翻訳研究のウェブジャーナルRevista Tradumàticaの最新号は、Terminologia i Traduccio (Terminology and Translatio)の特集。英語の論文も数本ある。


講演会終わる

2009年02月16日 | 通訳・翻訳研究

15日の講演会は予想以上にたくさんの人が来てくれた。史上最低記録を作るのではないかと恐れていたが、通訳・翻訳「理論」(だけ)の話にもかかわらず、通訳学会の例会より多かった(というか例会が少なすぎるのだが)。友人、知人の皆さん、立教の院生の皆さん、通訳をしてくれた外語の院生の皆さん、どうもありがとうございました。学内での懇親会の後は近くのイタリア料理店での内輪の打ち上げで盛り上がる。

同時通訳の説明にPPTのアニメーション機能を初めて使ってみたのだが、今日になって効果(開始、終了など)を「同時」に設定できることに気づいた。gifアニメなど使わなくても、工夫すればもうちょっといいものが作れるかも知れない。

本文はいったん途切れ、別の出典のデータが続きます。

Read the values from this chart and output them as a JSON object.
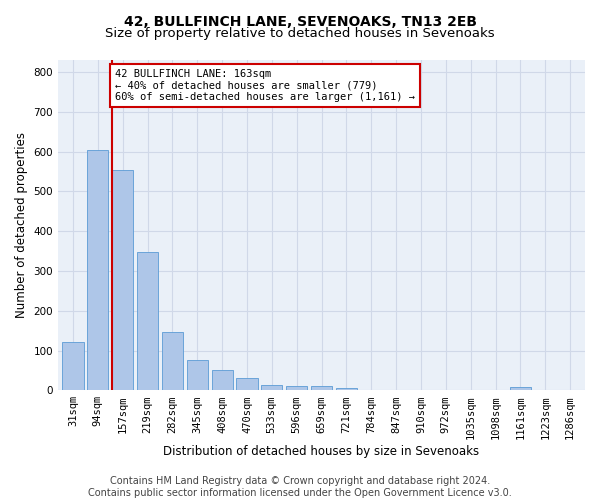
{
  "title": "42, BULLFINCH LANE, SEVENOAKS, TN13 2EB",
  "subtitle": "Size of property relative to detached houses in Sevenoaks",
  "xlabel": "Distribution of detached houses by size in Sevenoaks",
  "ylabel": "Number of detached properties",
  "bar_color": "#aec6e8",
  "bar_edge_color": "#5b9bd5",
  "grid_color": "#d0d8e8",
  "background_color": "#eaf0f8",
  "annotation_box_color": "#cc0000",
  "annotation_line_color": "#cc0000",
  "annotation_line1": "42 BULLFINCH LANE: 163sqm",
  "annotation_line2": "← 40% of detached houses are smaller (779)",
  "annotation_line3": "60% of semi-detached houses are larger (1,161) →",
  "property_size_sqm": 163,
  "categories": [
    "31sqm",
    "94sqm",
    "157sqm",
    "219sqm",
    "282sqm",
    "345sqm",
    "408sqm",
    "470sqm",
    "533sqm",
    "596sqm",
    "659sqm",
    "721sqm",
    "784sqm",
    "847sqm",
    "910sqm",
    "972sqm",
    "1035sqm",
    "1098sqm",
    "1161sqm",
    "1223sqm",
    "1286sqm"
  ],
  "values": [
    122,
    603,
    553,
    348,
    147,
    77,
    52,
    30,
    14,
    12,
    12,
    7,
    0,
    0,
    0,
    0,
    0,
    0,
    8,
    0,
    0
  ],
  "ylim": [
    0,
    830
  ],
  "yticks": [
    0,
    100,
    200,
    300,
    400,
    500,
    600,
    700,
    800
  ],
  "property_bar_index": 2,
  "footer_text": "Contains HM Land Registry data © Crown copyright and database right 2024.\nContains public sector information licensed under the Open Government Licence v3.0.",
  "title_fontsize": 10,
  "subtitle_fontsize": 9.5,
  "label_fontsize": 8.5,
  "tick_fontsize": 7.5,
  "footer_fontsize": 7
}
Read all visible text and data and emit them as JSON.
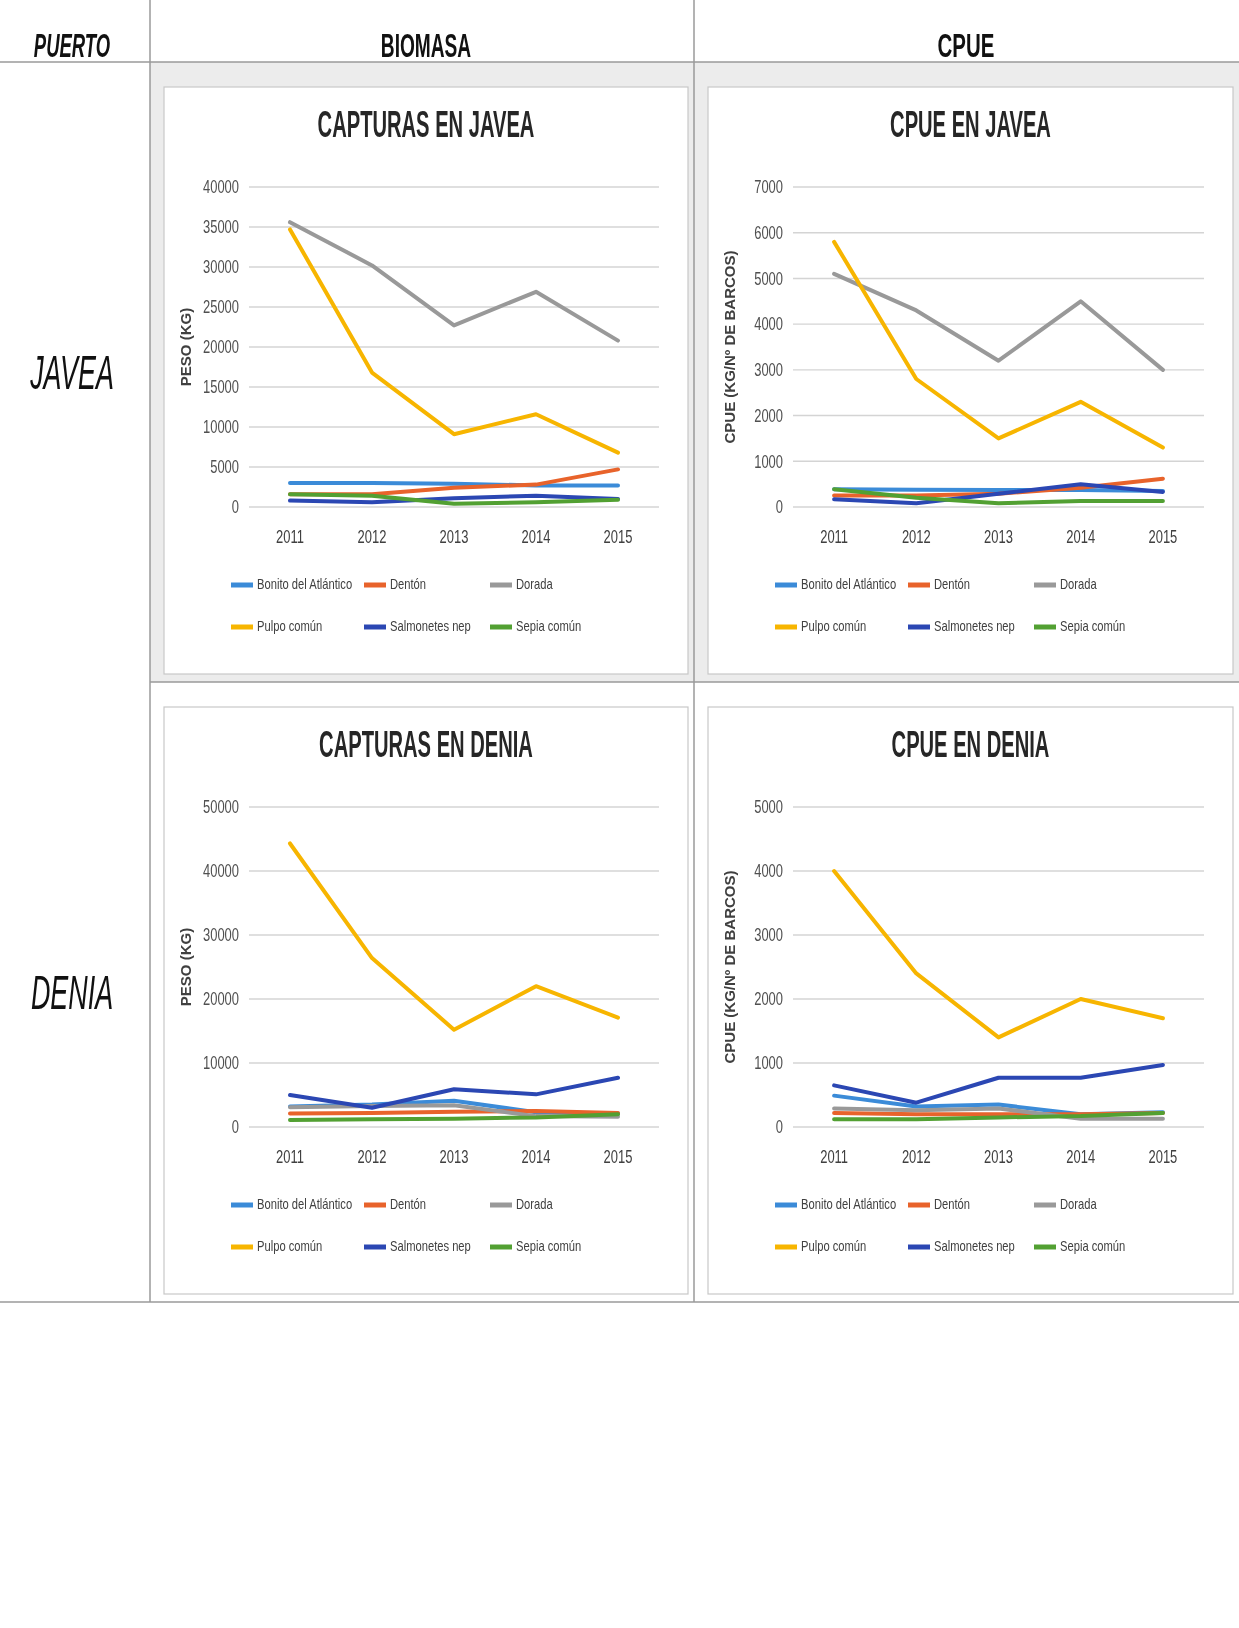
{
  "chart_data": [
    {
      "type": "other",
      "annotations": [
        "PUERTO",
        "BIOMASA",
        "CPUE",
        "JAVEA",
        "DENIA"
      ]
    },
    {
      "type": "line",
      "title": "CAPTURAS EN JAVEA",
      "ylabel": "PESO (KG)",
      "categories": [
        "2011",
        "2012",
        "2013",
        "2014",
        "2015"
      ],
      "ylim": [
        0,
        40000
      ],
      "yticks": [
        0,
        5000,
        10000,
        15000,
        20000,
        25000,
        30000,
        35000,
        40000
      ],
      "grid": "y",
      "legend": "bottom",
      "series": [
        {
          "name": "Bonito del Atlántico",
          "color": "#3b8bd8",
          "values": [
            3000,
            3000,
            2900,
            2700,
            2700
          ]
        },
        {
          "name": "Dentón",
          "color": "#e8632b",
          "values": [
            1600,
            1600,
            2400,
            2800,
            4700
          ]
        },
        {
          "name": "Dorada",
          "color": "#999999",
          "values": [
            35600,
            30200,
            22700,
            26900,
            20800
          ]
        },
        {
          "name": "Pulpo común",
          "color": "#f7b500",
          "values": [
            34700,
            16800,
            9100,
            11600,
            6800
          ]
        },
        {
          "name": "Salmonetes nep",
          "color": "#2b47b3",
          "values": [
            800,
            600,
            1100,
            1400,
            1000
          ]
        },
        {
          "name": "Sepia común",
          "color": "#52a032",
          "values": [
            1600,
            1400,
            400,
            600,
            900
          ]
        }
      ]
    },
    {
      "type": "line",
      "title": "CPUE EN JAVEA",
      "ylabel": "CPUE (KG/Nº DE BARCOS)",
      "categories": [
        "2011",
        "2012",
        "2013",
        "2014",
        "2015"
      ],
      "ylim": [
        0,
        7000
      ],
      "yticks": [
        0,
        1000,
        2000,
        3000,
        4000,
        5000,
        6000,
        7000
      ],
      "grid": "y",
      "legend": "bottom",
      "series": [
        {
          "name": "Bonito del Atlántico",
          "color": "#3b8bd8",
          "values": [
            390,
            380,
            370,
            370,
            350
          ]
        },
        {
          "name": "Dentón",
          "color": "#e8632b",
          "values": [
            250,
            250,
            290,
            420,
            620
          ]
        },
        {
          "name": "Dorada",
          "color": "#999999",
          "values": [
            5100,
            4300,
            3200,
            4500,
            3000
          ]
        },
        {
          "name": "Pulpo común",
          "color": "#f7b500",
          "values": [
            5800,
            2800,
            1500,
            2300,
            1300
          ]
        },
        {
          "name": "Salmonetes nep",
          "color": "#2b47b3",
          "values": [
            170,
            80,
            290,
            500,
            330
          ]
        },
        {
          "name": "Sepia común",
          "color": "#52a032",
          "values": [
            390,
            200,
            80,
            130,
            130
          ]
        }
      ]
    },
    {
      "type": "line",
      "title": "CAPTURAS EN DENIA",
      "ylabel": "PESO (KG)",
      "categories": [
        "2011",
        "2012",
        "2013",
        "2014",
        "2015"
      ],
      "ylim": [
        0,
        50000
      ],
      "yticks": [
        0,
        10000,
        20000,
        30000,
        40000,
        50000
      ],
      "grid": "y",
      "legend": "bottom",
      "series": [
        {
          "name": "Bonito del Atlántico",
          "color": "#3b8bd8",
          "values": [
            3200,
            3500,
            4100,
            2300,
            2100
          ]
        },
        {
          "name": "Dentón",
          "color": "#e8632b",
          "values": [
            2100,
            2200,
            2400,
            2500,
            2200
          ]
        },
        {
          "name": "Dorada",
          "color": "#999999",
          "values": [
            3100,
            3300,
            3400,
            1700,
            1600
          ]
        },
        {
          "name": "Pulpo común",
          "color": "#f7b500",
          "values": [
            44300,
            26400,
            15200,
            22000,
            17100
          ]
        },
        {
          "name": "Salmonetes nep",
          "color": "#2b47b3",
          "values": [
            5000,
            3000,
            5900,
            5100,
            7700
          ]
        },
        {
          "name": "Sepia común",
          "color": "#52a032",
          "values": [
            1100,
            1200,
            1300,
            1500,
            2000
          ]
        }
      ]
    },
    {
      "type": "line",
      "title": "CPUE EN DENIA",
      "ylabel": "CPUE (KG/Nº DE BARCOS)",
      "categories": [
        "2011",
        "2012",
        "2013",
        "2014",
        "2015"
      ],
      "ylim": [
        0,
        5000
      ],
      "yticks": [
        0,
        1000,
        2000,
        3000,
        4000,
        5000
      ],
      "grid": "y",
      "legend": "bottom",
      "series": [
        {
          "name": "Bonito del Atlántico",
          "color": "#3b8bd8",
          "values": [
            490,
            320,
            350,
            200,
            230
          ]
        },
        {
          "name": "Dentón",
          "color": "#e8632b",
          "values": [
            220,
            200,
            200,
            200,
            220
          ]
        },
        {
          "name": "Dorada",
          "color": "#999999",
          "values": [
            290,
            260,
            290,
            130,
            130
          ]
        },
        {
          "name": "Pulpo común",
          "color": "#f7b500",
          "values": [
            4000,
            2400,
            1400,
            2000,
            1700
          ]
        },
        {
          "name": "Salmonetes nep",
          "color": "#2b47b3",
          "values": [
            650,
            380,
            770,
            770,
            970
          ]
        },
        {
          "name": "Sepia común",
          "color": "#52a032",
          "values": [
            120,
            120,
            150,
            170,
            220
          ]
        }
      ]
    }
  ]
}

『日本の科学者』と言う雑誌(出している日本科学者会議というのは共産党系の団体らしい)の1983年12月号に、「文学研究と翻訳の諸問題」という小特集がある。2本の論文のうちひとつは文学の読みを扱っているので、実際には八木浩「翻訳・通訳学の確立のために」という論文1本だけ。もっぱらKapp, Vokler (1974) Probleme von Theorie und Praxis in der Ausbildung zum Ubersetzer und Dolmetscher (Quelle & Meyer)を種本にして、主にドイツ語圏の研究を紹介している。中心になっているのは通訳の方である。(この本は編著で、セレスコビッチなども寄稿しているようだが、ドイツ語文献の引用が多いPochhacker (2004)にも引用されていない。)論文の内容は資料的価値しかないが、当時大阪外国語大学で同時通訳研究会をやっていたらしい。内容的には、逐次通訳を逐語訳、同時通訳を即時通訳と言ってみたり、時代を考えてもちょっと首をひねるような表現もある。というのも、浅野・福井の本や『通訳』(日本放送出版協会)、西山千さんの『通訳術』などはすでにあったし、この論文の2年前の1981年にはアルクから『通訳事典』が、翌1982年には『通訳事典2』が、1983年には『通訳事典3』が刊行されているからだ。しかし1983年にこういう文章が書かれていたことは記憶に留めておいていいだろう。筆者の八木浩さんは当時大阪外国語大学教授で、1986年に若くして亡くなっている。

『通訳事典』の発行年度を調べるために国会図書館で検索したら、国会図書館には『通訳事典2002』しかないことが判明した。これはまずかろう。僕のところには一応全部そろっていると思うが、今となっては貴重な資料になってしまった。国会図書館検索の副産物として、榎本淳一(2008)『唐王朝と古代日本』(吉川弘文館)という本に「遣唐使と通訳」という章があることがわかった。